Lá se foi o pacto europeu para o clima, esquecido o “prado e o prato”, voltaram os químicos e tudo o resto. Como bem disse um espanhol, compra a 20 cêntimos vendem a dois euros. Sabemos onde está o problema, nos intermediários que metemos nas listas.

Não perceberam a valorização e a União Europeia tem que por trancas à porta. Se não cumpres as regras, vade-retro.

A Política Agrícola Comum é um dos maiores sucessos da União Europeia. São 6, 7 mil milhões, a cada sete anos, mas os nossos lavradores, não todos, tornaram-se rendeiros. O subsídio é receita e não investimento.

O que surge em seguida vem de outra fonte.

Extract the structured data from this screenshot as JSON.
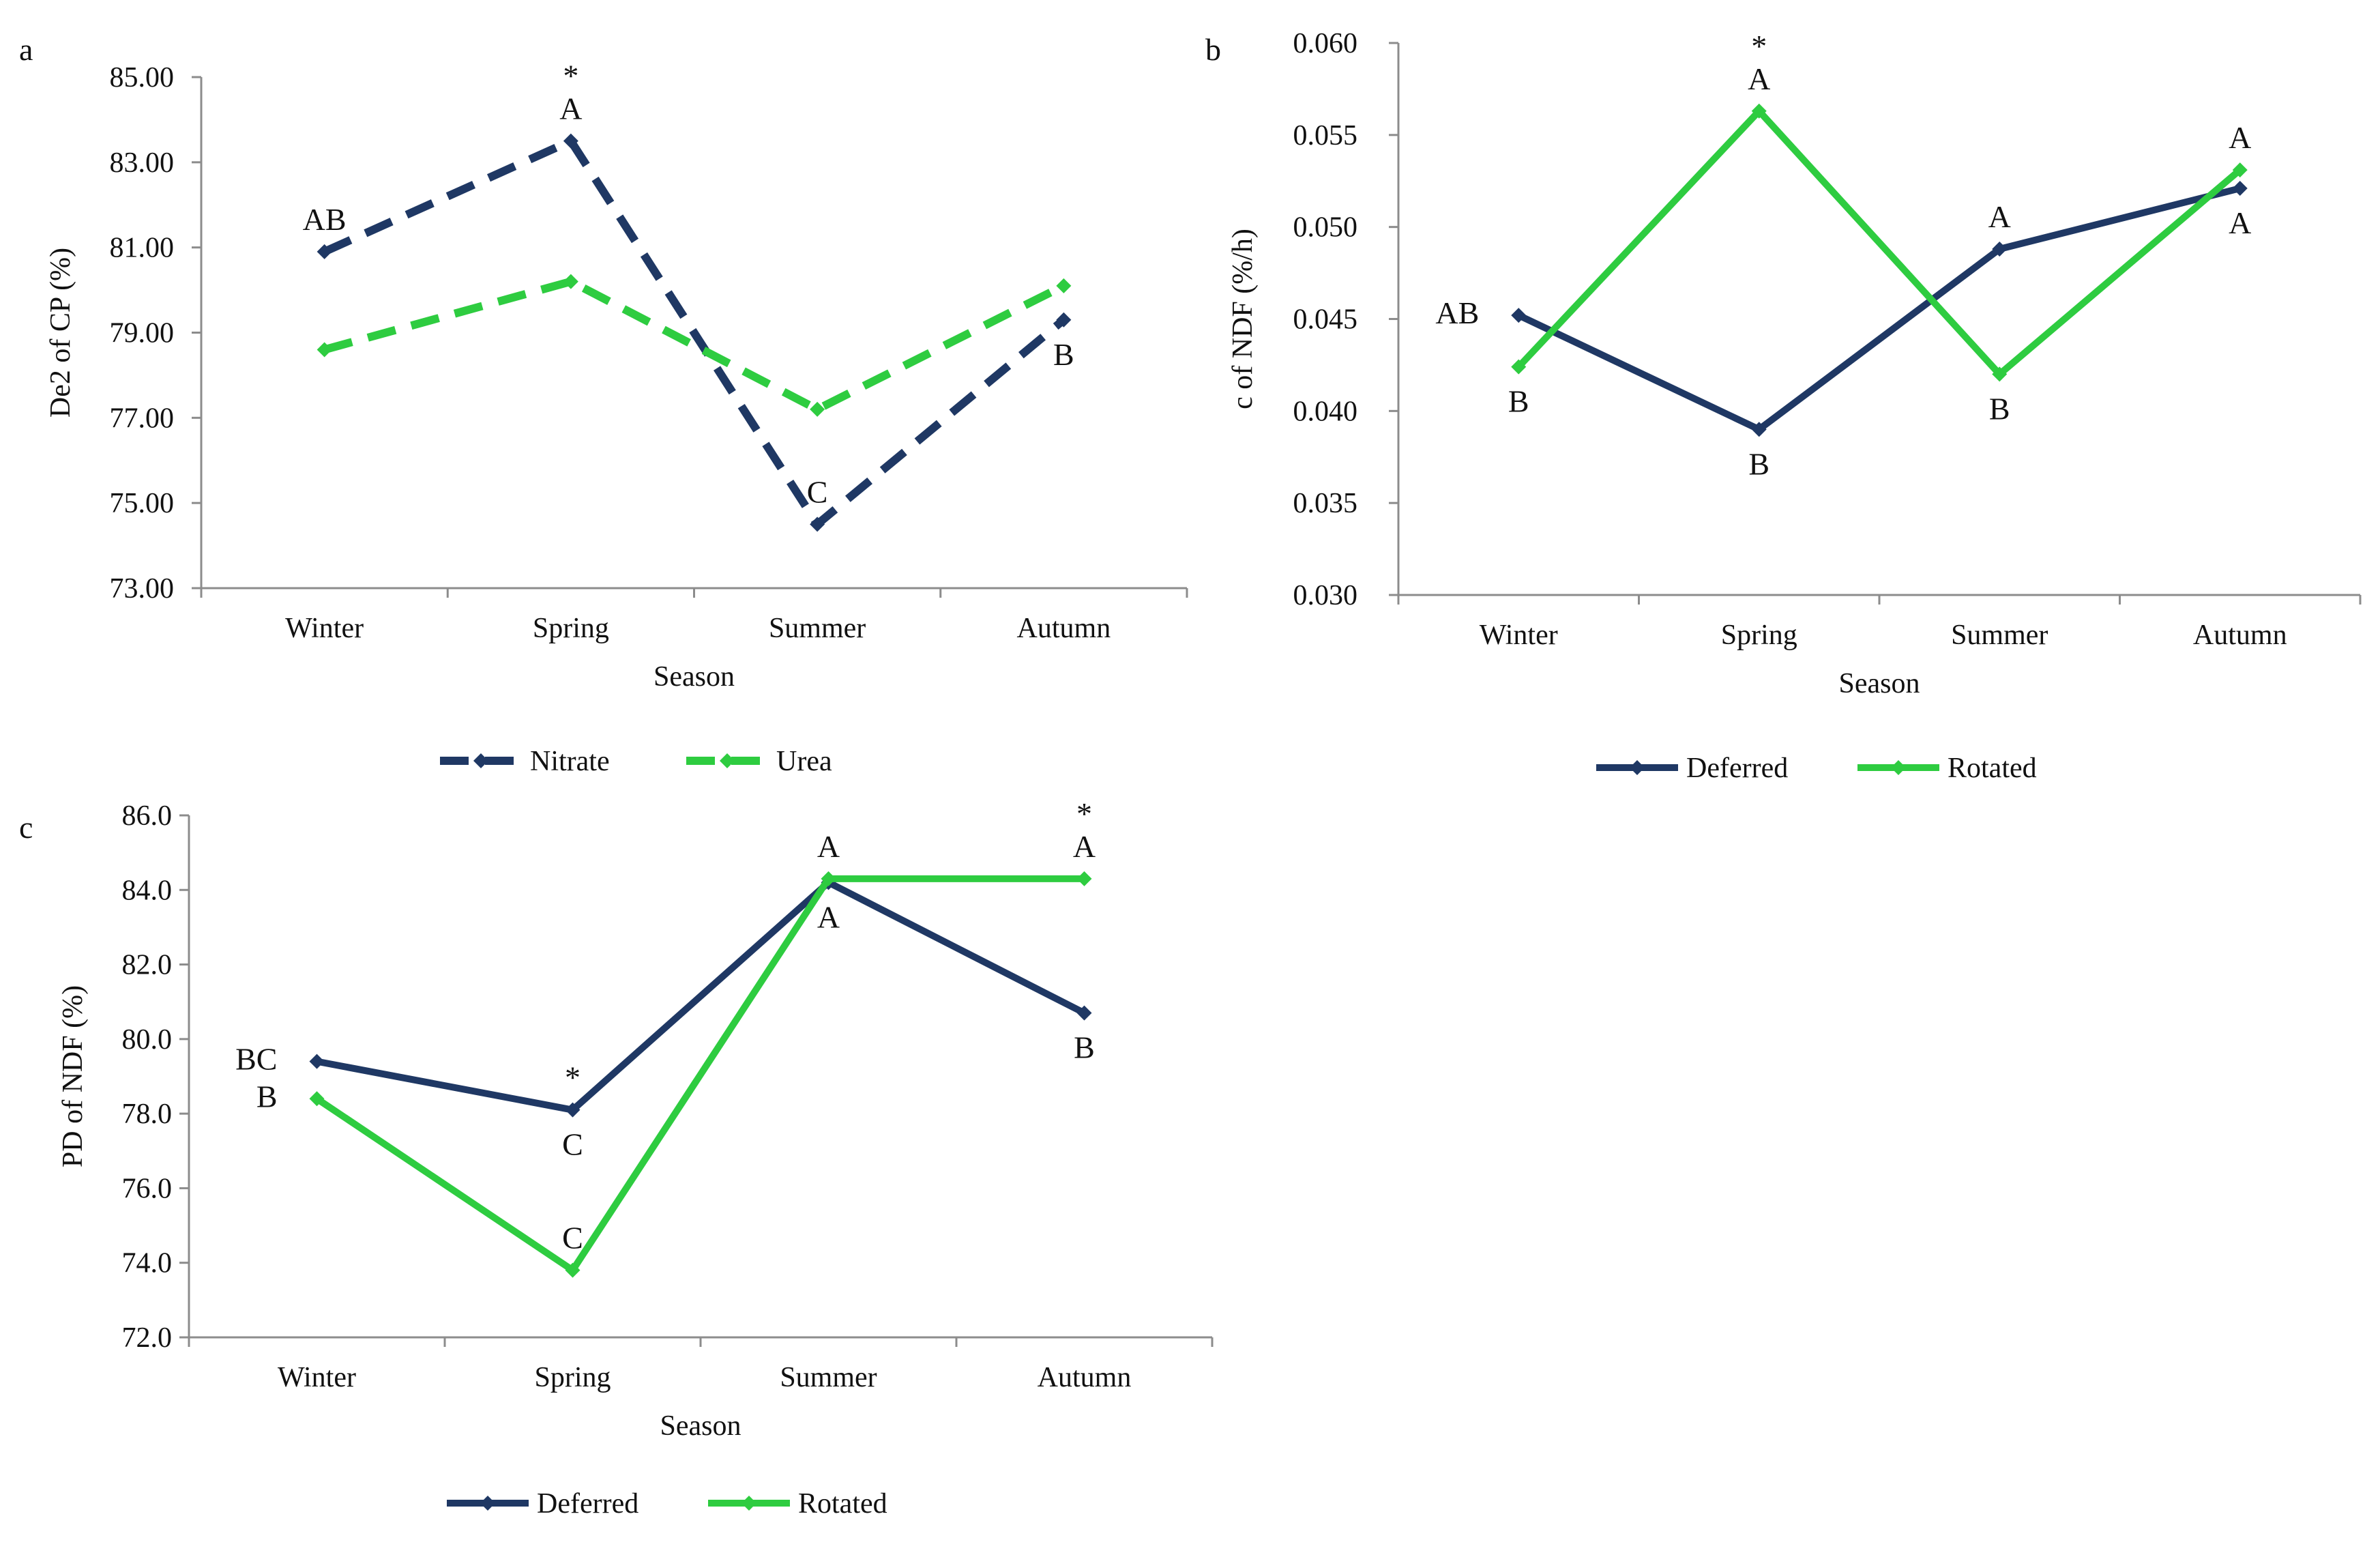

Regras de segurança alimentar, defesa do ambiente e bem-estar social. É o que é preciso, como disse António Campos, que esteve nestas negociações, “contra os subsídios” e a favor de “ajudas comunitárias ao investimento, à produção e à segurança da produção alimentar”.

Infelizmente em tempos de folia, o oportunismo e populismo dão nisto.

Agora que o debate se faz com todos, é tempo de levarmos a política a sério.

Vejam a serra da Estrela, queimada em anos sucessivos, 155 milhões de euros para duas barragens, infraestruturas e equipamentos e nem um chavo para as árvores.

Nestes dias em que a literatura sobe ao Caramulo, o festival “Montanha Literária”, era bom irmos todos ouvir Richard Zimler e “a importância do luto das personagens e nas aldeias”.

Bem sei que o “Enterro do Rico Irmão” é só terça-feira, mas o luto já leva 50 anos no arcabouço.

Claro que disto não falam eles e eu, não tendo o Gonçalo na baderna, pego na farândola e vou à Montanha.

Comprar uns chanatos, umas sapatilhas, de linho ou burel que, como diria Aquilino, nada há, que umas boas bengaladas não resolvam. Aceito a bordoada e prometo rijo pontapé para resolver esta idiotice, birra ou palermice, da partidarite que nos assola.

E de caterva e mamparra, vou à folia. Bem sei dura até ao 11 de março, mas a vida são dois dias e o Carnaval três.